Secondly, when youth take to the streets against urban unemployment rates hitting 50%, they are living the reality of the “terminal fiscal paradox”. The traditional pathways of manufacturing jobs are closing. The theoretical need for a “high-value human economy” is experienced on the streets as a desperate, immediate demand for work and dignity.

The corporate mandate: bridging survival and the future

This creates a profound tension for organisations operating in Africa, requiring a fundamental recalibration of strategy. The state remains a crucial actor for regulatory frameworks, but treating the state as the sole guarantor of stability is now a fatal exposure.

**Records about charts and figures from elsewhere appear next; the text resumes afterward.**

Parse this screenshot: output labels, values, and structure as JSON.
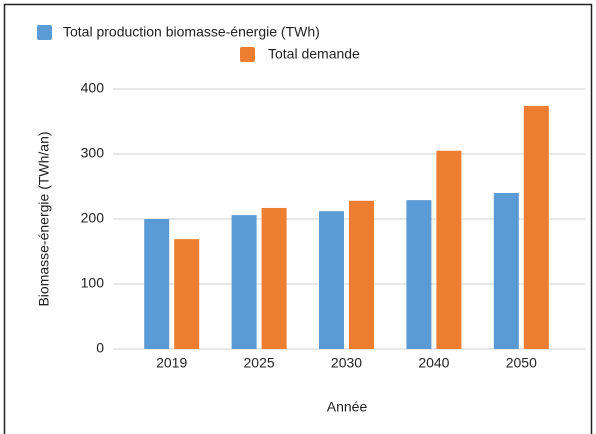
{
  "chart_data": {
    "type": "bar",
    "categories": [
      "2019",
      "2025",
      "2030",
      "2040",
      "2050"
    ],
    "series": [
      {
        "name": "Total production biomasse-énergie (TWh)",
        "color": "#5b9bd5",
        "values": [
          200,
          206,
          212,
          229,
          240
        ]
      },
      {
        "name": "Total demande",
        "color": "#ed7d31",
        "values": [
          169,
          217,
          228,
          305,
          374
        ]
      }
    ],
    "x_label": "Année",
    "y_label": "Biomasse-énergie (TWh/an)",
    "ylim": [
      0,
      400
    ],
    "yticks": [
      0,
      100,
      200,
      300,
      400
    ],
    "grid": true,
    "legend": "top"
  }
}
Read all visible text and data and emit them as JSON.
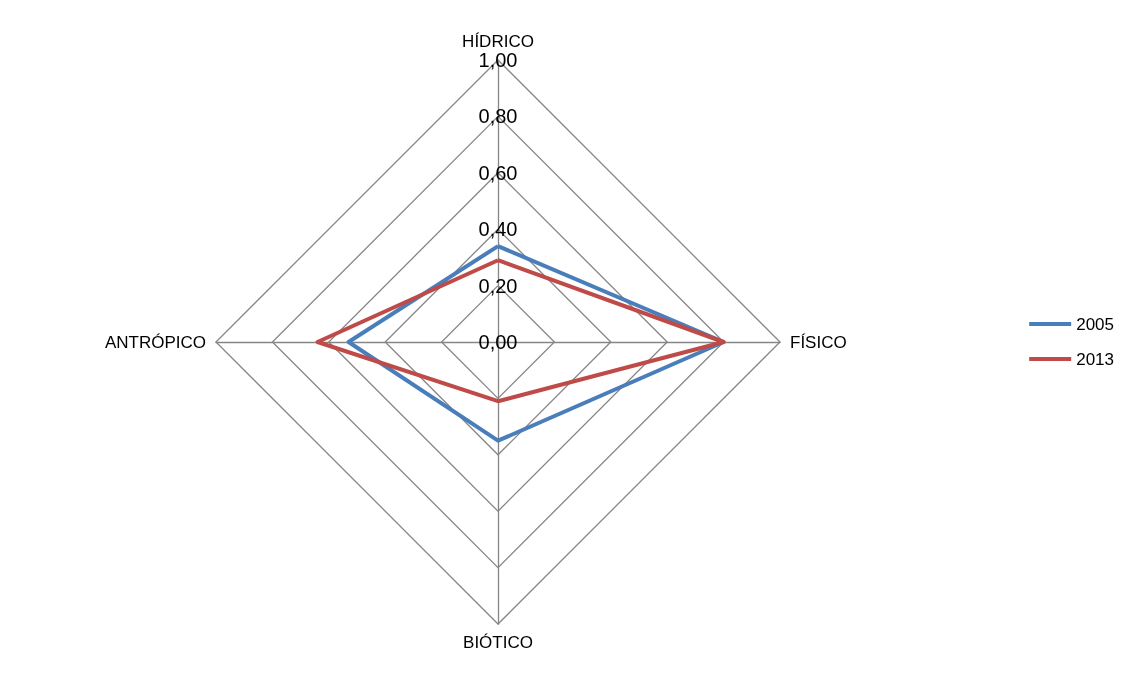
{
  "chart_data": {
    "type": "radar",
    "categories": [
      "HÍDRICO",
      "FÍSICO",
      "BIÓTICO",
      "ANTRÓPICO"
    ],
    "series": [
      {
        "name": "2005",
        "color": "#4a7ebb",
        "values": [
          0.34,
          0.8,
          0.35,
          0.53
        ]
      },
      {
        "name": "2013",
        "color": "#be4b48",
        "values": [
          0.29,
          0.8,
          0.21,
          0.64
        ]
      }
    ],
    "ylim": [
      0,
      1
    ],
    "yticks": [
      {
        "value": 0,
        "label": "0,00"
      },
      {
        "value": 0.2,
        "label": "0,20"
      },
      {
        "value": 0.4,
        "label": "0,40"
      },
      {
        "value": 0.6,
        "label": "0,60"
      },
      {
        "value": 0.8,
        "label": "0,80"
      },
      {
        "value": 1,
        "label": "1,00"
      }
    ],
    "grid": true,
    "legend": "right",
    "marker": "none",
    "line_style": "solid"
  }
}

Organisations must urgently integrate a Business-to-Population (B2P) strategy. Populations struggling to eat, work, and provide in the short term do not have the patience for empty words or distant, long-term corporate promises. To earn their “human license to operate,” businesses must communicate openly and transparently with the population. They must clearly demonstrate how their presence provides immediate, tangible benefits—like jobs and infrastructure—while honestly communicating why long-term projects are worth the wait.

Trust is no longer secured on a five-year election cycle or through government-backed synthetic realities; it is a daily negotiation in the digital town square. Businesses must prove their ethical citizenship daily, aligning their operations with the urgent, pragmatic demands of a generation that is fighting simply for the right to live.